|The walls were up but we had no roof.|
I can hardly believe we've been living here for 10 months already. Over that time, we've been slowly getting more and more settled in and at some point along the way this structure has really started to feel like our home. Although, I've been a little surprised at how slowly the decorating process has gone. I guess I was overly optimistic about how long it would take me to make decisions and carry out the tasks. Maybe even underestimating just how much would need to be done.

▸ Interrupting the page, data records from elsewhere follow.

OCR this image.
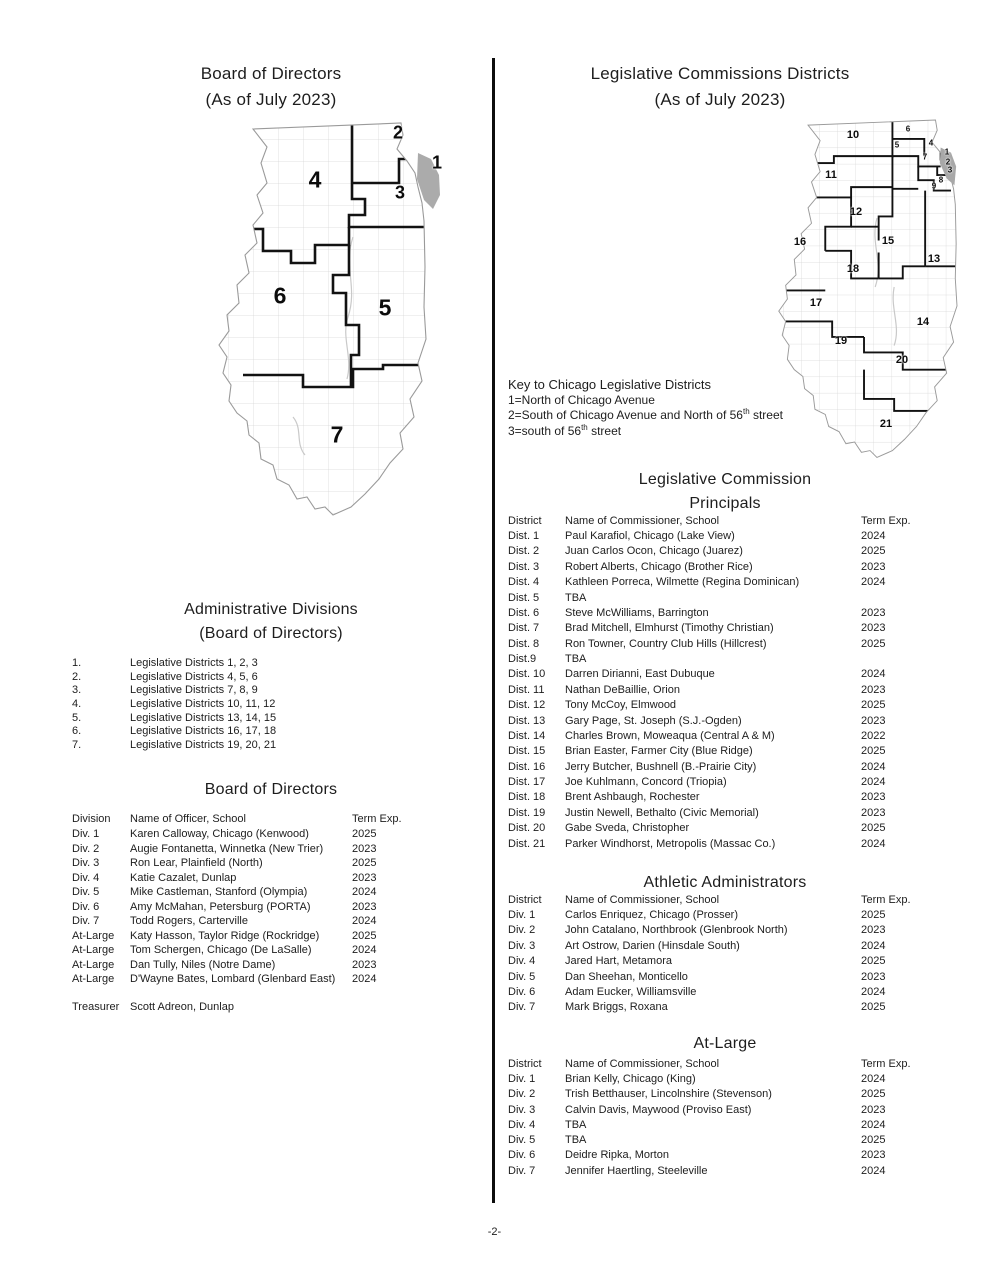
Board of Directors
(As of July 2023)
2
1
4	3
6	5
7
Administrative Divisions
(Board of Directors)
1.	Legislative Districts 1, 2, 3
2.	Legislative Districts 4, 5, 6
3.	Legislative Districts 7, 8, 9
4.	Legislative Districts 10, 11, 12
5.	Legislative Districts 13, 14, 15
6.	Legislative Districts 16, 17, 18
7.	Legislative Districts 19, 20, 21
Board of Directors
Division	Name of Officer, School	Term Exp.
Div. 1	Karen Calloway, Chicago (Kenwood)	2025
Div. 2	Augie Fontanetta, Winnetka (New Trier)	2023
Div. 3	Ron Lear, Plainfield (North)	2025
Div. 4	Katie Cazalet, Dunlap	2023
Div. 5	Mike Castleman, Stanford (Olympia)	2024
Div. 6	Amy McMahan, Petersburg (PORTA)	2023
Div. 7	Todd Rogers, Carterville	2024
At-Large	Katy Hasson, Taylor Ridge (Rockridge)	2025
At-Large	Tom Schergen, Chicago (De LaSalle)	2024
At-Large	Dan Tully, Niles (Notre Dame)	2023
At-Large	D'Wayne Bates, Lombard (Glenbard East)	2024
Treasurer Scott Adreon, Dunlap
Legislative Commissions Districts
(As of July 2023)
10	6
5	4
1
7
2
3
8
9
11
12
16	15
13
18
17
14
19
20
21
Key to Chicago Legislative Districts
1=North of Chicago Avenue
2=South of Chicago Avenue and North of 56th street
3=south of 56th street
Legislative Commission
Principals
District	Name of Commissioner, School	Term Exp.
Dist. 1	Paul Karafiol, Chicago (Lake View)	2024
Dist. 2	Juan Carlos Ocon, Chicago (Juarez)	2025
Dist. 3	Robert Alberts, Chicago (Brother Rice)	2023
Dist. 4	Kathleen Porreca, Wilmette (Regina Dominican)	2024
Dist. 5	TBA
Dist. 6	Steve McWilliams, Barrington	2023
Dist. 7	Brad Mitchell, Elmhurst (Timothy Christian)	2023
Dist. 8	Ron Towner, Country Club Hills (Hillcrest)	2025
Dist.9	TBA
Dist. 10	Darren Dirianni, East Dubuque	2024
Dist. 11	Nathan DeBaillie, Orion	2023
Dist. 12	Tony McCoy, Elmwood	2025
Dist. 13	Gary Page, St. Joseph (S.J.-Ogden)	2023
Dist. 14	Charles Brown, Moweaqua (Central A & M)	2022
Dist. 15	Brian Easter, Farmer City (Blue Ridge)	2025
Dist. 16	Jerry Butcher, Bushnell (B.-Prairie City)	2024
Dist. 17	Joe Kuhlmann, Concord (Triopia)	2024
Dist. 18	Brent Ashbaugh, Rochester	2023
Dist. 19	Justin Newell, Bethalto (Civic Memorial)	2023
Dist. 20	Gabe Sveda, Christopher	2025
Dist. 21	Parker Windhorst, Metropolis (Massac Co.)	2024
Athletic Administrators
District	Name of Commissioner, School	Term Exp.
Div. 1	Carlos Enriquez, Chicago (Prosser)	2025
Div. 2	John Catalano, Northbrook (Glenbrook North)	2023
Div. 3	Art Ostrow, Darien (Hinsdale South)	2024
Div. 4	Jared Hart, Metamora	2025
Div. 5	Dan Sheehan, Monticello	2023
Div. 6	Adam Eucker, Williamsville	2024
Div. 7	Mark Briggs, Roxana	2025
At-Large
District	Name of Commissioner, School	Term Exp.
Div. 1	Brian Kelly, Chicago (King)	2024
Div. 2	Trish Betthauser, Lincolnshire (Stevenson)	2025
Div. 3	Calvin Davis, Maywood (Proviso East)	2023
Div. 4	TBA	2024
Div. 5	TBA	2025
Div. 6	Deidre Ripka, Morton	2023
Div. 7	Jennifer Haertling, Steeleville	2024
-2-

The way I see it, this slow progress is actually a good thing. I'm loving every moment of it and think I will actually be a little sad when I'm done. Obviously I'll be happy to have it done but I will miss the doing - does that make sense? Anyway, the slow progress is also good on the budget. Not only are we stretching our purchases out over a long period of time, but I'm also taking my time searching for great pieces at great bargains.
So much of my life is consumed by my symptoms. Each and every moment that pulls my focus away from all that crap is a true gift. I may not be able to do much, I may struggle everyday with my health/pain, but I am still living, still moving forward and accomplishing things. Granted, I may be accomplishing at a rate much slower than healthy women my age but that doesn't really matter. My journey through this life has nothing to do with the journey of any other.
I'm so lucky that I'm still able to do things, no matter how slowly I do them.